A full-cycle platform like Onyx IQ runs origination, underwriting, funding, servicing, collections, syndication, and reporting on one deal record. Because everything reads from the same data, there's no handoff to bridge and no spreadsheet to sync.
That's the structural reason coverage gaps shrink: the work that used to fall between systems now happens inside one.
Onyx IQ is full-cycle MCA loan management software that runs the whole lifecycle on one deal record, so the work that usually lives in a side spreadsheet lives in the platform instead. Here are the specific spreadsheets funders stop keeping once they're on it:
The reason your team parks non-standard work in Excel is that the software can't bend to it. Onyx IQ is built to be configured to how you actually run deals. The scorecard is a rule-based engine you set with your own weighted criteria, so your FICO bands, time-in-business minimums, industry rules, and deposit requirements run on every deal instead of living in a formula sheet.
Underwriting fields, columns, stipulations, fees, terms, and payment frequencies are configurable, so the deal types that don't fit a default template still fit the platform. And when something is truly specific to your shop, custom development is available to handle the build rather than sending you back to a spreadsheet.

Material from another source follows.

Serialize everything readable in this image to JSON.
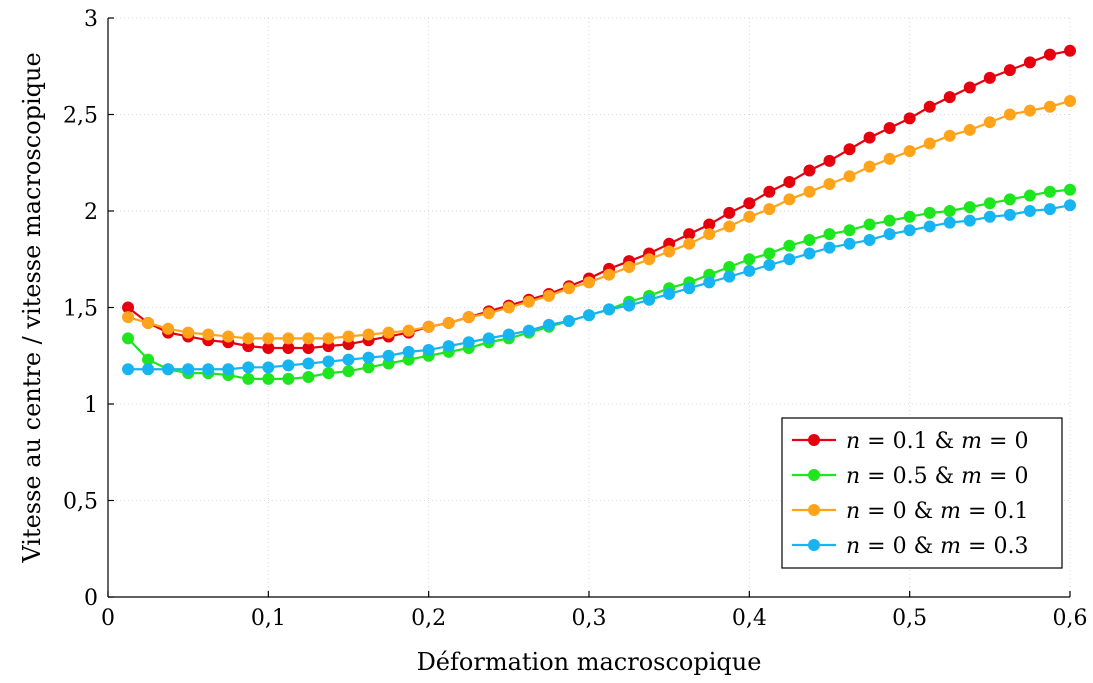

The edge cases that used to fall outside the software are the ones you configure into it.
This is the one almost every funder keeps in Excel: syndicator participation, splits, management fees, and who's owed what after each remittance.
Onyx IQ handles MCA syndication inside the platform. You add syndicators to a deal with their percentages and fees, and payouts calculate and distribute automatically from cleared funds. Your syndicators log into their own portal to see their deals, performance, and balances, so they stop calling your ops team for updates and you stop maintaining the participation sheet by hand.
Funders track open positions, outstanding balances, and payment status in spreadsheets because their old system couldn't show it live.
Onyx IQ holds all of it on the deal record through live servicing and collections: active RTR, balances with and without fees, payment status, and renewal timing, updated as payments clear. The tracking spreadsheet has nothing left to track.
Commission owed to ISOs on funded deals is another common Excel job.
In Onyx IQ, commissions populate automatically into a dedicated queue on every funded deal, you pay them out by ACH or mark them paid in the platform, and clawbacks are supported when a deal reverses. Your team stops reconciling a separate commission sheet against funded deals.
When a platform can't hold your credit rules, your underwriters keep the real model in Excel.
Onyx IQ's no-code scorecard lets your head of credit build your actual FICO thresholds, time-in-business minimums, industry rules, and deposit requirements as logic that runs on every deal. The model moves out of Excel and into the system, where it runs the same way on every file.
Every time a bank or investor asks for a report, funders on a fragmented stack export the data and rebuild it in a spreadsheet.
Onyx IQ generates borrowing base reports, static pool and collection curves by vintage, and GAAP-ready month-end output natively, from the same data that funded and serviced the deals. Your finance team stops rebuilding the report by hand for every request.
Before you sign anything, bring your list of edge cases to the demo and make the vendor run every one live: the deals that don't fit the standard shape, the reports your capital partners require, and the pricing logic specific to your shop.
If the platform handles them, your spreadsheets go away when you go live. If it can't, you'll know exactly which spreadsheets you're keeping and what they'll cost you.
Either way, you decide that now instead of finding out three months after you've signed.